I’ll keep this short, because I don’t think many people read my blog. If you want me to dive a bit deeper into the maths then let me know, and maybe I’ll explain further what’s going on. Blogging mathematics is hard, though, as HTML is ill-suited to mathematical notation.

I have been tempted to analyse an RC (Resistor-Capacitor) circuit again. Here’s the schematic you’re usually presented with:

Seems like it out to be easy enough. The voltage across the capacitor against time is given by

**Vout(t) = Vin * (1 – exp(-t/R/C))** … EQN1

What’s not to like? Well, quite a bit, actually. I ran into this problem when I tried to build my brown noise generator. I ended up using resistors and capacitors that were much higher than i was expecting.

What went wrong? Well, the problem is that the calculation above doesn’t take into account what other stuff there might be attached to Vout. Text books and tutorials never mention the nitty-gritty details that may have profound effects on a circuit.

The unstated assumption is that the load across Vout has a high impedance (resistance). But what if the resistance is low. Say you attach a small speaker across Vout. Well, small speakers might only have a resistance of 4 ohms. That changes everything!

To gauge how things change, let’s model a load across Vout, giving it some resistance. Here’s our revised circuit:

Note that when the diagram says “Node”, it should of course read “Mesh”.

Let i1, i2, ic be the currents flowing through R1, R2 and C respectively, with corresponding voltages flowing across them as V1, V2, and Vc.

Then, in Mesh A, i1 = (Vin – Vc)/R1.

In Mesh B, i2 = Vc/R2

and i1 = i2 + ic.

For the capacitor, ic is related to Vc by the differential formula:

ic = C dVc/dt

Put the equations above together to get first-order ODE (Ordinary Differential Equation):

C dVc/dt + (1/R1 + 1/R2) Vc = Vin/R1

This yields the solution:

**Vc(t) = Vin * R2/(R1+R2) * ( 1 – exp(-(R1+R2)t/(C*R1*R2))** … EQN2

I will consider going into further detail if there’s sufficient interest in this blog article.

You’ll notice that it has the same basic form, but with a bit more terms tagged on. You’ll notice some voltage divider stuff going on, and stuff related to the charging-time.
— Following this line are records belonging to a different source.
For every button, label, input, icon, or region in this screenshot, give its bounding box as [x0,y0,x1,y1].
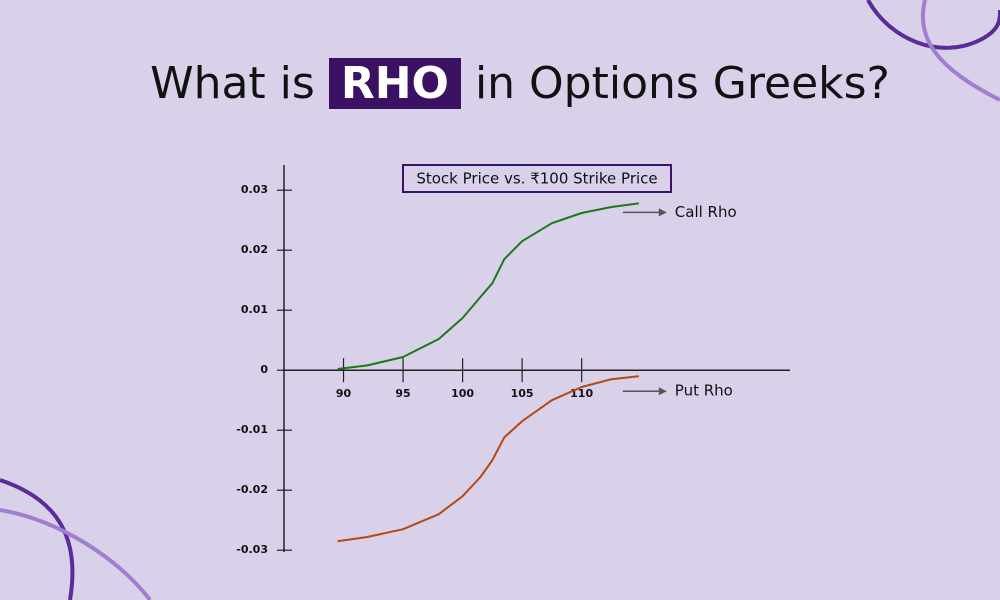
line [337,375,639,543]
x-tick-label: 95 [395,387,410,400]
y-tick-label: -0.03 [236,543,268,556]
x-tick-label: 90 [336,387,352,400]
line [337,202,639,370]
legend-arrowhead [658,208,667,217]
y-tick-label: 0.02 [241,243,268,256]
legend-label: Call Rho [675,203,737,221]
y-tick-label: -0.01 [236,423,268,436]
y-tick-label: 0 [260,363,268,376]
decor [866,0,1000,50]
y-tick-label: 0.01 [241,303,268,316]
title: What is RHO in Options Greeks? [0,58,1000,109]
legend-arrowhead [658,387,667,396]
decor [0,478,75,600]
x-tick-label: 110 [570,387,593,400]
subtitle: Stock Price vs. ₹100 Strike Price [416,170,657,188]
decor [0,508,152,600]
title-text: What is [150,58,315,109]
legend-label: Put Rho [675,382,733,400]
y-tick-label: 0.03 [241,183,268,196]
subtitle-box [402,164,672,193]
title-text: in Options Greeks? [474,58,890,109]
y-tick-label: -0.02 [236,483,268,496]
title-highlight: RHO [328,58,461,109]
x-tick-label: 100 [451,387,474,400]
decor [920,0,1000,102]
x-tick-label: 105 [511,387,534,400]
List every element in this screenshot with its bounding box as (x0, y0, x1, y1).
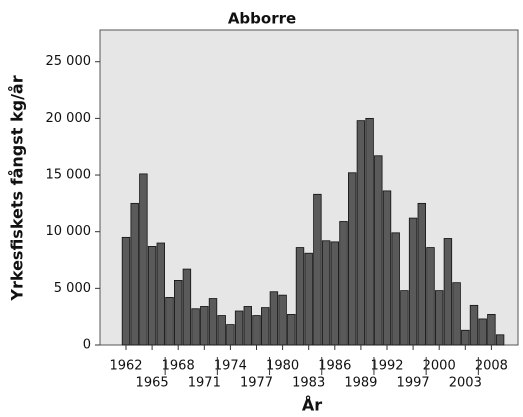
bar (495, 334, 505, 346)
bar (278, 294, 287, 346)
bar (356, 120, 366, 346)
bar (243, 306, 252, 346)
bar (330, 241, 339, 346)
chart-title: Abborre (228, 10, 296, 28)
y-tick-label: 5 000 (54, 281, 91, 296)
x-tick-label: 1989 (344, 376, 377, 391)
x-tick-label: 1971 (188, 376, 221, 391)
x-tick-label: 1968 (162, 359, 195, 374)
x-tick-label: 1974 (214, 359, 247, 374)
x-tick-label: 2003 (449, 376, 482, 391)
bar (121, 236, 131, 346)
bar (313, 193, 322, 346)
bar (408, 217, 418, 346)
y-tick-label: 0 (83, 338, 91, 353)
bar (374, 155, 383, 346)
bar (434, 290, 444, 346)
bar (147, 246, 157, 346)
x-tick-label: 1983 (292, 376, 325, 391)
bar (165, 297, 174, 346)
bar (347, 172, 357, 346)
x-tick-label: 2000 (423, 359, 456, 374)
bar (417, 202, 426, 346)
bar (400, 290, 409, 346)
y-axis-title: Yrkesfiskets fångst kg/år (8, 75, 27, 301)
bar (339, 221, 348, 346)
y-tick-label: 15 000 (46, 168, 92, 183)
x-axis-title: År (302, 396, 322, 415)
bar (382, 190, 392, 346)
bar (365, 117, 374, 346)
bar (287, 314, 296, 346)
bar (321, 240, 331, 346)
bar (191, 308, 200, 346)
x-tick-label: 1965 (136, 376, 169, 391)
bar (487, 314, 496, 346)
bar (443, 238, 453, 346)
bar (461, 329, 470, 346)
bar (130, 202, 139, 346)
bar (200, 306, 209, 346)
bar (295, 247, 305, 346)
y-tick-label: 20 000 (46, 111, 92, 126)
bar (391, 232, 400, 346)
x-tick-label: 1962 (109, 359, 142, 374)
bar (269, 291, 279, 346)
bar (156, 242, 165, 346)
x-tick-label: 1997 (397, 376, 430, 391)
bar (252, 315, 261, 346)
y-tick-label: 10 000 (46, 224, 92, 239)
x-tick-label: 1980 (266, 359, 299, 374)
bar (208, 298, 218, 346)
bar (217, 315, 226, 346)
bar (173, 280, 183, 346)
bar (182, 268, 192, 346)
bar (226, 324, 235, 346)
x-tick-label: 1977 (240, 376, 273, 391)
x-tick-label: 2008 (475, 359, 508, 374)
bar (260, 307, 270, 346)
bar (139, 173, 148, 346)
bar (426, 247, 435, 346)
x-tick-label: 1986 (318, 359, 351, 374)
bar (452, 282, 461, 346)
y-tick-label: 25 000 (46, 54, 92, 69)
bar (234, 310, 244, 346)
x-tick-label: 1992 (370, 359, 403, 374)
bar (304, 252, 313, 346)
bar (478, 318, 487, 346)
bar (469, 304, 479, 346)
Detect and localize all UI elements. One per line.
But let’s take a look at some simplifications. If I assume that there is a high impedance across the capacitor – i.e. R2 is large, esp. in relation to R1 – then R2/(R1+R2) ~~ 1, and (R1+R2)/(R1*R2) ~~ 1/R1. I’m using “~~” to denote the approximation symbol.

So, EQN2 reduces to EQN1, which is exactly what we’d expect.
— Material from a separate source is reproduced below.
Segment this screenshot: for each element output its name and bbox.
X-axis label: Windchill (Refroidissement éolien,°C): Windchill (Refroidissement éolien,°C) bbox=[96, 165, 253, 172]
If we go the other way, and assume that R2 << R1 ( “<<” means very much less than) – say for example where you put a small speaker across the capacitor in place of R2, then R2/(R1+R2) ~~ R2/R1 and (R1+R2)/(R1 * R2) ~~ 1/R2.

So EQN2 reduces to

**Vc(t) = Vin * R2/R1 * (1 – exp( -t/(R2*C))** … EQN3

Notice that nasty term R2/R1. It means that the speaker isn’t getting much voltage.

This means that as a result of putting in a low-pass filter, the power to the speaker is reduced compared to if you removed the filter, so you may need to amplify the signal to the speak.

But there’s more. You have affected the charging time of the capacitor. Look at the exponential term. The resistance is R2, which is less than R. So your cut-off frequency is higher than it was before.

This is something that I have never seen discussed on other sites: how to actually design circuits to account for all this. You’re left to figure it out for yourself, and the problems are left unstated.

As to what to do: hmmm, that’s something that I need to look into. An Opamp springs to mind, although I have used a BJT successfully in the past. I’ve only a loose grip on how to handle these problems, and I’ll post about them in a future post, assuming I’ve got my head around them.

You can’t analyze a filter without modelling in- and output impedance. “Normally” a filter is calculated at a normalized impedance match (say 50 Ohm for radio frequency use) and then back calculated to find the real-world component values.

Of course, you can get a reasonable approximation by loading the filter with a very high impedance such as an op-amp stage and driving it with a source like an emitter follower.

One book I found very useful is RF Circuit Design by Chris Bowick. It’s (as the title suggests) a bit radio heavy but the filter and impedance matching chapters are truly excellent.

Thanks for that.I’ll take a look at the book.

I’m very much a beginner at electronics. A lot of tutorials online present circuits and, surprise surprise, they don’t work for me as expected; probably for the exact reason you stated. Or else, they’ll present some mathematical analysis, without really explaining the logic underlying it. One of the things I discovered is that there are a lot of pitfalls in designing something. Most bloggers just gloss over them.